Julie : Nous nous sommes “trouvées” naturellement sur Instagram. Bien conscientes que nous avions de nombreux points communs, c’est naturellement que nous avons commencé à communiquer et à nous rapprocher. Très vite, l’envie de passer du virtuel au réel est venue. L’évidence.
Vanessa : La passion pour notre métier nous a en effet permis de nous trouver ; et nos discussions quotidiennes ont fait le reste!
Céline : Lecture, littérature jeunesse, pédagogie, métier … nous ne manquions en effet pas de sujets de conversation !

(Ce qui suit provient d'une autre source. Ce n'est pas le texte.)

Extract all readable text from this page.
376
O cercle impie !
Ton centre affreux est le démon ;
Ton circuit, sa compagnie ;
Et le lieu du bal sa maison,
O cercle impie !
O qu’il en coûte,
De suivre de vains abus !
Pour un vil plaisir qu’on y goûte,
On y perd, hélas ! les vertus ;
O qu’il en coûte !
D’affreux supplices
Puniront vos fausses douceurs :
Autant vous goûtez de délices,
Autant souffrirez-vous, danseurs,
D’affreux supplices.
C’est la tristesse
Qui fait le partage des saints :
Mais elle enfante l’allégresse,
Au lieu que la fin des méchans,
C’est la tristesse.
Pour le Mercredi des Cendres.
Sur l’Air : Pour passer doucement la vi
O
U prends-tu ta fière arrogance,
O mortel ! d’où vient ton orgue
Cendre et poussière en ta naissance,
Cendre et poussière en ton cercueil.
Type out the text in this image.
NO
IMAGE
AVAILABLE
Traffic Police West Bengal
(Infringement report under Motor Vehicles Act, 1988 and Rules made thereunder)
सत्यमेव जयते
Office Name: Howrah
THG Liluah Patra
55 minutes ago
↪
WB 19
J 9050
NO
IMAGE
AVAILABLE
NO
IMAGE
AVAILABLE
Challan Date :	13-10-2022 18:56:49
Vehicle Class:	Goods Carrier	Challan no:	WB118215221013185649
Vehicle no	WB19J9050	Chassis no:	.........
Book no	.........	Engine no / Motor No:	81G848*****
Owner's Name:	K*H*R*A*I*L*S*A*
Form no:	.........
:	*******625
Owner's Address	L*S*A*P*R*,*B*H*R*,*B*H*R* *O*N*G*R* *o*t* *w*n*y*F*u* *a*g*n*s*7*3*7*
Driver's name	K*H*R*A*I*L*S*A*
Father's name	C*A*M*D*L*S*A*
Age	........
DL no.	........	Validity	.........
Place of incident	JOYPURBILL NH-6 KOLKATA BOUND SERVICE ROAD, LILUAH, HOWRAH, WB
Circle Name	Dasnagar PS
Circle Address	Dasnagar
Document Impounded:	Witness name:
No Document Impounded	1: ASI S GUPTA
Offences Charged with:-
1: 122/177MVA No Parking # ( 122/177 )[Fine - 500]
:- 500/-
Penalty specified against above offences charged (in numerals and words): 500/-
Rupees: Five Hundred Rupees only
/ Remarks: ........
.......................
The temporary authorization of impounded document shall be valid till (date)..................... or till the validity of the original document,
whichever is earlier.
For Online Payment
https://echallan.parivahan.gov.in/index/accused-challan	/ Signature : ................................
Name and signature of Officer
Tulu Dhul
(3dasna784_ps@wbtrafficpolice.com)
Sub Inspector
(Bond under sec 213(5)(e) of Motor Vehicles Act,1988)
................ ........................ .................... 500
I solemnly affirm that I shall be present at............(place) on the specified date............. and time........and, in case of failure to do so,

Dans votre inspirant ouvrage, vous présentez 40 activités de classe variées autour de la lecture, de l’écriture, du travail : quels vous semblent leurs points communs, dans leurs dispositifs et/ou leurs objectifs ?
Julie : Nous avons voulu mettre en avant des activités concrètes, testées et approuvées en classe. Bon nombre de manuels sont très abstraits dans leurs propositions et nous voulions vraiment proposer des activités à mener qui puissent également être adaptées. Elles ont pour principal objectif de montrer le plaisir d‘apprendre et de faire apprendre.
Céline : La créativité et le plaisir sont effectivement les deux pierres angulaires de ce guide enseignant. Dans cet ouvrage, nous avons souhaité mettre à la portée de nos collègues, des projets enthousiasmants et rigoureux qui fonctionnent dans nos classes depuis plusieurs années. Pour nous, le plaisir d’apprendre en passe indubitablement par celui d’enseigner, la salle de classe est un espace de travail, mais c’est peut-être avant tout un cadre de vie dans lequel professeurs et élèves peuvent s’épanouir et prendre plaisir à travailler ensemble.
Vanessa : Nous avons pensé cet ouvrage à notre image. Des fiches succinctes tout en étant détaillées, dans lesquelles nous partageons notre expérience afin de permettre à toutes et tous de se lancer en montrant qu’il n’est pas difficile de sortir des sentiers battus et d’innover, quel que soit notre expérience. Ce sont des activités clé en main mais c’est surtout une manière de crier: lancez-vous! Les meilleurs retours que nous avons d’ailleurs eu jusqu’à présent sont celles qui nous écrivent afin de nous dire que notre guide leur a permis de trouver un nouveau souffle dans leur métier. C’est exactement le message que nous voulions délivrer.
Chacune d’entre vous pourrait-elle présenter ici une activité qu’elle a expérimentée et qui lui tient particulièrement à cœur ?
Julie : J‘aime beaucoup la photo de mariage. Il s‘agit d‘un sujet d‘écriture dans lequel je demande à des élèves de quatrième et de troisième de raconter l‘histoire de la rencontre entre des personnes présentes sur une authentique photographie de mariage du XXème siècle. J‘ai souvent un pincement au cœur lorsque de trouve en brocante de vieilles photographies de mariage esseulées. En faisant travailler les élèves sur ces documents authentiques oubliés, c‘est pour moi la possibilité de faire perdurer ces supports et d‘associer écriture et souvenirs.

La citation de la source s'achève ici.